Wet, Cold, Lost & Rescued


Wet, Cold, Lost & Rescued


Walkers running short of daylight on Skye take the shortcut over the mountain ridge, but then get lost...

Wet, Cold, Lost & Rescued 

Skye Cuillin - August 25th 2000

Story by Paul Hooper


I had been hill walking for about 10 years mainly in Snowdonia and a little in the lakes, almost all of which was done in good weather. I had a basic map reading skills, had just completed my first mountain marathon and felt a trip to Skye was overdue. I immersed myself in books and maps and magazine articles, and decided to head for Skye for the August bank holiday 2000.

On our arrival in Sligachan campsite on 25th August we pitched up and the scenery was incredible, if a little foreboding.

Day 1, 26th August 2000 Bruach na Frithe

This was my introduction to the Cuillin and proved to be wonderful great day in great weather with amazing views to the Western Isles, with tomorrow being our "big day", and we enthused about it over a pint of Black Cuiliin ...or two.

Day 2, 27th August 2000

Today's route was a little more ambitious, we were to walk 9 miles down Glen Sligachan, rise over Druim Hain, and drop down to Loch Coruisk.
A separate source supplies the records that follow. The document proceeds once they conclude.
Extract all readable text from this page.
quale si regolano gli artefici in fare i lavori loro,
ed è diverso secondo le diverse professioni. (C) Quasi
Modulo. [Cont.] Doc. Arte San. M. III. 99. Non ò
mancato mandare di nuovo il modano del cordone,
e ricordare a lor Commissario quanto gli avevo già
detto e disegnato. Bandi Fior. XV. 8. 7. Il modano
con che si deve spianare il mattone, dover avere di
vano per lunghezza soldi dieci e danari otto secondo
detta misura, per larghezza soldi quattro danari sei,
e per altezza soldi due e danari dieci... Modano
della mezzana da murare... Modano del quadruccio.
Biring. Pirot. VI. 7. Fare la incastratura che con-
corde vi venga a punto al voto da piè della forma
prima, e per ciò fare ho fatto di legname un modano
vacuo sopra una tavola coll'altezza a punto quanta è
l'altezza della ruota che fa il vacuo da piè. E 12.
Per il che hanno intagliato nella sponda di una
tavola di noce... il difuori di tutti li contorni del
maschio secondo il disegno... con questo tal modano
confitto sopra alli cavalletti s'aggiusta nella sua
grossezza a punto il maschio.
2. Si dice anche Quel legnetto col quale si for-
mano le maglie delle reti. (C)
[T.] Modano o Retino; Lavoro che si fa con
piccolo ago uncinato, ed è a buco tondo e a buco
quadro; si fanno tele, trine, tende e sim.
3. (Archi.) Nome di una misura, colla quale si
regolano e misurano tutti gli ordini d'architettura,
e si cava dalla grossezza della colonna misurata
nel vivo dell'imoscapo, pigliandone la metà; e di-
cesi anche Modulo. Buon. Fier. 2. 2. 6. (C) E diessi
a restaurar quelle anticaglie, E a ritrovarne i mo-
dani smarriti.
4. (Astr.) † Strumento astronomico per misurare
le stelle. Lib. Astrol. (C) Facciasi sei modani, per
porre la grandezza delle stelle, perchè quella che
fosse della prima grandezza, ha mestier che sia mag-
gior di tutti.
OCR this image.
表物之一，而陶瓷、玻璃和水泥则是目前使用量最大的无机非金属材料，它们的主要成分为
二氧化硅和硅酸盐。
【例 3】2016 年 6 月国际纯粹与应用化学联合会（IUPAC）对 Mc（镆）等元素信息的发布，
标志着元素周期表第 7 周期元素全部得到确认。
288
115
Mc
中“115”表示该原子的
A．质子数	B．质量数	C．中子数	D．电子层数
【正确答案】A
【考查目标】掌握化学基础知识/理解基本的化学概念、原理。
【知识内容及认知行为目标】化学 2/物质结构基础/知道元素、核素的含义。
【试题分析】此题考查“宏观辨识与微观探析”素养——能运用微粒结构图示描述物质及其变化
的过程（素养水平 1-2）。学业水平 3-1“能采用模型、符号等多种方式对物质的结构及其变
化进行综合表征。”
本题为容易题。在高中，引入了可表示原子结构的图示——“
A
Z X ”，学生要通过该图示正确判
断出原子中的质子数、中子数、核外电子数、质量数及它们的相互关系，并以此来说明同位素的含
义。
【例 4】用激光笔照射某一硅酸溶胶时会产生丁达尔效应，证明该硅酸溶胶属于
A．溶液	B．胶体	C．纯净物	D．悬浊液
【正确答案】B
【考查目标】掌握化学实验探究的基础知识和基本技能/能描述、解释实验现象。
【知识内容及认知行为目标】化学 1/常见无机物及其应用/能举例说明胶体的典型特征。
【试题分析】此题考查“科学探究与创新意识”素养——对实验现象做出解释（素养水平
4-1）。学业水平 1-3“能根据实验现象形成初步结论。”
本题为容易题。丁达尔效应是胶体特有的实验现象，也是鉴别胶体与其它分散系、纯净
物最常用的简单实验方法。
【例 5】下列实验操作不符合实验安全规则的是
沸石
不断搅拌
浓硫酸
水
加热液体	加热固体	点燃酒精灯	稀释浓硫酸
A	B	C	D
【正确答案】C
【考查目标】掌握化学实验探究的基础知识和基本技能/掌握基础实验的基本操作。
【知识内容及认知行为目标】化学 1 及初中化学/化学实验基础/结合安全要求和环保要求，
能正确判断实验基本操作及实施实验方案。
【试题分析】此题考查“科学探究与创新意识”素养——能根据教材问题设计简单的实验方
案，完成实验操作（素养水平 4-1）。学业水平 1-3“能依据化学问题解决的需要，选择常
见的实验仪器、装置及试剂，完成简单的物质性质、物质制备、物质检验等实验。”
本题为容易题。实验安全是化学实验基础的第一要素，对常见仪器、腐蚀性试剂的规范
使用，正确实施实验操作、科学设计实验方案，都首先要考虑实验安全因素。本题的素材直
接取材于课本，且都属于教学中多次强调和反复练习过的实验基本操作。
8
Easy, then we would push up over the main Cuillin Ridge at the Bealach Na Glaic Moire, which was was considered easy in one of my books. It lies at close to the 2,500 ft contour.

It was later than I wanted when we eventually set off to walk down the glen, but was pleasant enough with a stiff breeze and a dull low cloud. It was mild and dry and spirits were high. We carried with us only small bum bags with a days provision of a few fun size chocolate bars a small drink, map, compass, and one of those stupid orange plastic emergency bags that no one ever uses.

At about the 7 mile mark we rise up Druim Hain, about 1000 feet, it was a steady plod and at the top of the pass the view to loch Coruisk was amazing, the time was almost 14.30 pm. We hurtled down the heather slopes, a 1,000 descent foot in minutes, like extras from braveheart. At the loch side I was surprised to see, or not to see actually our route for later in the day. We then realized that we'd descended to the wrong Loch, as this was loch Na Creitheach. A schoolboy navigational error. In fact this was reacting to a mental image as there was no navigation involved, just an assumption that this was Coruisk Damn. This mistake was going to make it a long day.

Unlike some of the Tarns in the lakes and Llyns in North Wales, almost all the lochs in the Cuillin are at sea level so it was almost 2 hours until we extracted ourselves from our navigational error and stood on the bonnie banks of Coruisk.  It was now 16:20hrs and a decision had to be made about the route back to the tent. Should we hoof it out back down glen Sligachan, almost 9 miles of rugged, ankle twisting path, or just take those 3 miles over the ridge as planned. The other problem was that it had become quite dark even though it was an August afternoon. The huge bowl that was Coruisk looked scary, it looked as though someone had put a dustbin lid on it.

The cloud base was about 1,500 feet and the top of the peaks were shrouded in mist. We were tired and the prospect of another 9 miles down the glen with the deteriorating weather was not what we wanted, so a decision was made to push over the ridge as we still had time on our side we would probably be in Glen Brittle in a couple of hours.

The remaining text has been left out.